Entre les deux sessions séparées d'un jour les juges
devaient jeûner et prier, et examiner calmement et sérieusement
l'affaire à juger.
Le
reniement de Pierre
Revenons
en arrière sur l'arrestation de Jésus. Lorsque Jésus
est arrêté dans le jardin de Gethsémané,
les Onze l'abandonnent tous et s'enfuient. Il ne faut pas considérer
ce fait comme une preuve de lâcheté, car le Seigneur a
voulu qu'ils partent. Pierre et un autre disciple au moins suivent de
loin ; lorsque les gardes armés sont entrés au palais
du souverain sacrificateur avec leur prisonnier, Pierre « entra
et s'assit avec les gardes pour voir comment cela finirait ».
Le disciple dont le nom n'est pas donné et qui connaît
le souverain sacrificateur l'aide à s'introduire. Cet autre
disciple est probablement Jean, du moins c'est ce que nous pouvons
penser puisqu'il n'est mentionné que dans le quatrième
évangile, dont l'auteur, et cela est caractéristique
chez lui, ne se désigne jamais par son propre nom.
Tandis
que Jésus se trouve devant les sanhédristes, Pierre
demeure en bas avec les serviteurs. La porte est gardée par
une jeune femme ; ses soupçons ont été éveillés
lorsqu'elle a reçu Pierre, et tandis qu'il est assis avec
d'autres dans la cour du palais, elle s'approche de lui et, l'ayant
observé attentivement, dit : « Toi aussi, tu étais
avec Jésus le Galiléen. » Mais Pierre nie, il
affirme qu'il ne connaît pas Jésus. Pierre est agité
; sa conscience et la peur d'être reconnu comme disciple du
Seigneur le troublent. Il quitte la foule et cherche une solitude
partielle sous le porche ; mais là, une autre servante le
découvre et dit à ceux qui se trouvent tout près
: « Celui-ci était avec Jésus de Nazareth »
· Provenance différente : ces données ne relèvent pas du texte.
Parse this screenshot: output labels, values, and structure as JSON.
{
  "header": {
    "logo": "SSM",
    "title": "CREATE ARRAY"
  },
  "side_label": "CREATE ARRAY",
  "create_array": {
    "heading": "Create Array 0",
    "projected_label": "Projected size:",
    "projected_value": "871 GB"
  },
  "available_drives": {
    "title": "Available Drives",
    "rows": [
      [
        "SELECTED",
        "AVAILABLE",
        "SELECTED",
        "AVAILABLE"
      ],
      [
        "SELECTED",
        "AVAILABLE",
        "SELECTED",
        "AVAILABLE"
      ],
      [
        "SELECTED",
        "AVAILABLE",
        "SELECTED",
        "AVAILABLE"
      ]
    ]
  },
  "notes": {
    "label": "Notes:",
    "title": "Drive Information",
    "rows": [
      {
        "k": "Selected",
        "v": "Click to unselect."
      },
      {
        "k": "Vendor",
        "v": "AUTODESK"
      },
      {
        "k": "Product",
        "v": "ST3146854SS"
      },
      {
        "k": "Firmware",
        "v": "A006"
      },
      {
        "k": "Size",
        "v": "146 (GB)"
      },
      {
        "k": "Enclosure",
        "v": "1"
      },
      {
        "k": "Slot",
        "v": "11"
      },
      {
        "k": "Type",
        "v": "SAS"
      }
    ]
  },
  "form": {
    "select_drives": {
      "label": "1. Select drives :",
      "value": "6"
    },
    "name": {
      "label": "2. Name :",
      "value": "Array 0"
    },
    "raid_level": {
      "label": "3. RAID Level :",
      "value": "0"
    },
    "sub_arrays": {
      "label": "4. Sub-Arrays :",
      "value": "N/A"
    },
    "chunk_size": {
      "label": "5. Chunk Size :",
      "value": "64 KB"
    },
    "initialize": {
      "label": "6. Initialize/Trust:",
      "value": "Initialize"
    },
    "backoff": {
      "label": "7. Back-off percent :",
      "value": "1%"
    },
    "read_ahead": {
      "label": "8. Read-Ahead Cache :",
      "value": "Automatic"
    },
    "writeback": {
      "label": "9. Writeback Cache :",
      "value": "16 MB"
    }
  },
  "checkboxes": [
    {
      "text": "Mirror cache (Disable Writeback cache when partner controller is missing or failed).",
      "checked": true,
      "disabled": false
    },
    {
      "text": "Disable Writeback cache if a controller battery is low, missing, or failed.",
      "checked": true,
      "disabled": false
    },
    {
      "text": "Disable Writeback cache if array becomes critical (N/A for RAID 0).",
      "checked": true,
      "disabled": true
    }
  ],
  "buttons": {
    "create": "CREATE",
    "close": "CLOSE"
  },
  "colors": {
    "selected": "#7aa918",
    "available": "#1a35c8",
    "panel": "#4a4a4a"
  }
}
; accusation à laquelle Pierre répond avec serment : «
Je ne connais pas cet homme. »
On
est en avril et la nuit est froide ; on a fait un feu dans le hall ou
la cour du palais. Pierre s'assoit près du feu avec d'autres,
pensant peut-être qu'il vaut sans doute mieux, pour ne pas être
repéré, se découvrir avec audace que chercher à
se cacher. Une heure environ après ses deux premiers
reniements, quelques-uns des hommes qui se trouvent autour du feu
l'accusent d'être disciple de Jésus et se servent de son
dialecte galiléen pour prouver qu'il est au moins compatriote
du prisonnier du souverain sacrificateur ; menace plus grande encore,
un parent de Malchus, dont Pierre a coupé l'oreille de son
épée, demande péremptoirement : « Ne
t'ai-je pas vu avec lui dans le jardin ? » Dans la série
de mensonges où il s'est lancé, Pierre va jusqu'à
proférer des imprécations, à jurer et à
déclarer avec véhémence pour la troisième
fois : « Je ne connais pas cet homme. »
Comme
le dernier mensonge quitte ses lèvres, les notes claires du
chant d'un coq lui frappent les oreilles, et dans son esprit jaillit
le souvenir de ce que son Seigneur a prédit. Tremblant
et conscient de sa lâcheté, le malheureux se détourne
de l'attroupement et rencontre le regard du Christ qui, du milieu de
la foule, regarde dans les yeux son apôtre. Pierre quitte
précipitamment le palais, sort dans la nuit et pleure
amèrement. Comme l'atteste sa vie ultérieure, ses
larmes sont celles d'une contrition réelle et d'un véritable
repentir.
VENDREDI
Luc,
qui ne donne aucun détail sur le procès nocturne de
Jésus, est le seul évangéliste à faire un
récit détaillé de la session du matin. Il dit :
« Quand il fit jour, le collège des anciens du peuple,
les principaux sacrificateurs et les scribes s'assemblèrent et
firent amener Jésus devant leur sanhédrin ».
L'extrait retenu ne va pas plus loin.